Weiter Zittern um AEG Nürnberg

- Nürnberg - Zur Rettung des von der Schließung bedrohten AEGHausgeräte-Werks in Nürnberg mit 1750 Beschäftigten hat die Belegschaft millionenschwere Zugeständnisse angeboten. Allerdings schwindet inzwischen auch in Gewerkschaftskreisen die Hoffnung auf ein Fortbestehen des zum schwedischen Electrolux-Konzerns gehörenden Werks. "Mein persönliches Gefühl ist: Electrolux-Chef Hans Straberg ist eher auf dem Trip, das Werk zu schließen - egal welche Gegenrechnungen wir ihm liefern", sagte der VizeAufsichtsratsvorsitzende der AEG Deutschland und stellvertretende Nürnberger DGB-Chef, Jürgen Wechsler, nach einer Betriebsversammlung am Montag.

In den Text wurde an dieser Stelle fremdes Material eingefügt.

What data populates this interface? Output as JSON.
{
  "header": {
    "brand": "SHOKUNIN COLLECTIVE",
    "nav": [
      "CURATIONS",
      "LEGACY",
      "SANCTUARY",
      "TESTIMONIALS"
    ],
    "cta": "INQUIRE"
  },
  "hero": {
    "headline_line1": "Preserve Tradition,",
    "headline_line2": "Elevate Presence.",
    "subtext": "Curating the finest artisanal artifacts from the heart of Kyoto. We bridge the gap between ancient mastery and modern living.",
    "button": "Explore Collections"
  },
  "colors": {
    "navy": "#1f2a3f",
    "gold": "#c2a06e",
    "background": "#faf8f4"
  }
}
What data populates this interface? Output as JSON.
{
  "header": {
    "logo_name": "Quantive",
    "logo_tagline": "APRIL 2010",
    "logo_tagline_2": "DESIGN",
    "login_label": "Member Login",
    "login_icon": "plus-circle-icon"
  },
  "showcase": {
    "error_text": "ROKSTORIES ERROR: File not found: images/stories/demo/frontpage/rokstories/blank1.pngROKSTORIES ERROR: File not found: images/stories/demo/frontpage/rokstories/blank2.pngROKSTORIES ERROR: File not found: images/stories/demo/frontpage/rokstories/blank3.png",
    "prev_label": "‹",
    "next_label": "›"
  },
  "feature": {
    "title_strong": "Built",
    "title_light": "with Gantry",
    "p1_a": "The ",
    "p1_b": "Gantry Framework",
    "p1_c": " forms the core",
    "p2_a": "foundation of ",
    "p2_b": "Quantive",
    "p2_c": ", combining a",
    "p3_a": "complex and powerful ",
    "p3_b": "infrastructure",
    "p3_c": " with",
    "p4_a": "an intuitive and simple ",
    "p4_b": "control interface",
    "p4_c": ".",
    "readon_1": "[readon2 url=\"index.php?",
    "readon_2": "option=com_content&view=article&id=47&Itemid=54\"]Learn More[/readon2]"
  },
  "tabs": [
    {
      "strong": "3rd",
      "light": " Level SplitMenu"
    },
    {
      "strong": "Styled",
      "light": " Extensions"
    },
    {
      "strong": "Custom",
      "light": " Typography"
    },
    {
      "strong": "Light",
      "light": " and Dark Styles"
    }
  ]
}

Zur Rettung des Nürnberger Standorts haben IG Metall und Betriebsrat dem Konzern-Vorstand millionenschwere Zugeständnisse angeboten. Denkbar seien Kürzungen bei Urlaubs- und Weihnachtsgeld sowie Abstriche bei übertariflichen Leistungen, kündigte der bayerische IG-Metall-Bezirksleiter Werner Neugebauer an. Die Vorschläge gehörten zu einem vom Saarbrücker INFO-Institut erarbeiten Maßnahme-Pakets, dass jährliche Sparmaßnahmen von 15 Millionen Euro umfasst.

Neben den Zugeständnissen der 1750 Beschäftigten setzen die vom Betriebsrat beauftragten Gutachter des Instituts nach Wechslers Angaben auch auf eine Reihe von Einsparungen auf Unternehmensseite. So müssten die von der Konzernzentrale dem Nürnberger Werk auferlegten fixen Kosten für Entwicklung, Vertrieb, Marketing und Verwaltung neu aufgeschlüsselt werden. Da dieser Anteil sich seit Jahren an der im Vorjahr produzierten Zahl der Waschmaschinen und Geschirrspüler orientiere, diese Zahl aber beständig sinke, werde Nürnberg von diesen Kosten stets zu stark belastet.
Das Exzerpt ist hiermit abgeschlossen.